艶々と輝いている皿に二つのスコーン。その傍らにはクリームとジャム。ポットとコップが置かれた。紅茶は砂時計が落ち切ってから飲んでくださいというお言葉に私たちはまずスコーンに手をつけた。あたたかいスコーンをがぶりと私は噛みついた。行儀が悪いかと思ったがセンセイもクリームとジャムをつけたらむしゃむしゃと食べているので、私は今度は熱心に白くてふんわりとしたクリームときらきらと輝く金色のオレンジジャムをつけた。スコーンの中は果実がはいっていたがこれといって淡泊な味だが、ジャムをつけると甘いが、品がよかった。まるでつんとそっぽ向いている女性みたいな味わいだ。
「おいしいですね」
「ええ」
私たちはおいしいと口にだして褒めながら、ようやく砂時計が落ちたので紅茶をいそいそとポットからカップについでゆっくりと味わった。なんといっても私は猫舌なのだから。

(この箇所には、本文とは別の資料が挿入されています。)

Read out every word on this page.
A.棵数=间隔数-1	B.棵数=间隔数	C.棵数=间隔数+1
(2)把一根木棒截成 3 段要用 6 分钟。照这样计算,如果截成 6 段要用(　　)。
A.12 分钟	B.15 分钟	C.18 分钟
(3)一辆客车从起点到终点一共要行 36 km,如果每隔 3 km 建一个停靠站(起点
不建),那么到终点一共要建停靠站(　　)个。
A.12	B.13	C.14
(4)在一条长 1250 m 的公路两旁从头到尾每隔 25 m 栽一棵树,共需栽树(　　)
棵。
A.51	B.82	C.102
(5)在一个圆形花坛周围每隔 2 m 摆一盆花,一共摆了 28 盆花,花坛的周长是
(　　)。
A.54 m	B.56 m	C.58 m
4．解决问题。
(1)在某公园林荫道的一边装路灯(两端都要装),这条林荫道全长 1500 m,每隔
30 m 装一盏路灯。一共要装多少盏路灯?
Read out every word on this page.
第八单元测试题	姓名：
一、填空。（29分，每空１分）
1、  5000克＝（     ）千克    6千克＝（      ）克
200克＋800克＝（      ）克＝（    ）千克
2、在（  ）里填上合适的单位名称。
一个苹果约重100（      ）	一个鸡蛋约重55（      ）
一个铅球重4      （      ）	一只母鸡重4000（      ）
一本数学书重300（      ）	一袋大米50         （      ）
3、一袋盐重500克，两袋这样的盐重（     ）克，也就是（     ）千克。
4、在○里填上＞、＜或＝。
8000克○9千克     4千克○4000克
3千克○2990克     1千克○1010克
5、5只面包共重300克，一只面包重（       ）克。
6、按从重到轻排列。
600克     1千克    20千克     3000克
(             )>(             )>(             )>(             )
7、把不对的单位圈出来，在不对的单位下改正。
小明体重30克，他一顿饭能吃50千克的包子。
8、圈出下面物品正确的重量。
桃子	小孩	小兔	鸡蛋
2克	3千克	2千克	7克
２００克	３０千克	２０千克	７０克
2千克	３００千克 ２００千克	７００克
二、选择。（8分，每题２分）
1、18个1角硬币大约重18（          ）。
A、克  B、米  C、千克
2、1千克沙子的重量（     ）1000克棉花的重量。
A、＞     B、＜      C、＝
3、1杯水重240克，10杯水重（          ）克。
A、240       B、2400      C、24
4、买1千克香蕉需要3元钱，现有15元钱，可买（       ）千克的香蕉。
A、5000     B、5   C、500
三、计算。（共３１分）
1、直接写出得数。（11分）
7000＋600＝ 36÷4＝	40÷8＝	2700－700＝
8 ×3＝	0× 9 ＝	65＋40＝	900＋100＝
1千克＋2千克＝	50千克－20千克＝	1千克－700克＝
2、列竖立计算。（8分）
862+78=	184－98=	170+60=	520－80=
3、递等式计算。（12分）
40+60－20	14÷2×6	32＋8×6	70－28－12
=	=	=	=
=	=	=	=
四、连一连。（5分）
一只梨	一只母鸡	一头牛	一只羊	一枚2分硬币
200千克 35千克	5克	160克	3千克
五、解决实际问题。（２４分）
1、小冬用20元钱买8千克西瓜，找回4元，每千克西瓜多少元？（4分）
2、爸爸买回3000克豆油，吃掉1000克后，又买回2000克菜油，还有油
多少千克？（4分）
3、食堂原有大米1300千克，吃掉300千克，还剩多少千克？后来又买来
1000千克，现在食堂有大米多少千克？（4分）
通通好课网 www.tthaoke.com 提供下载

爽やかな匂いにさっぱりとした味が喉から体のなかへとはいってくる。
「おいしい」
私はひげを震わせて感動した。
センセイは私を見て微笑んだ。
「はいってよかったですね」
「センセイはここのこと知っていたんですか」
「いいえ、入るのはじめてですね。今日は雨でしたし、それにミーナさんがいましたから」
「ほぉ」
「ミーナさんが猫でよかったです」
「そうですか?」
「猫でないと雨が辛くならなかったでしょう」
「だったらこれからは顔をいっぱい洗います」
「はい。そうしてください、そうしたらまた寄り道をいっぱいしましょうか」
私とセンセイは紅茶に再び口をつけて、ほぉとため息をついた。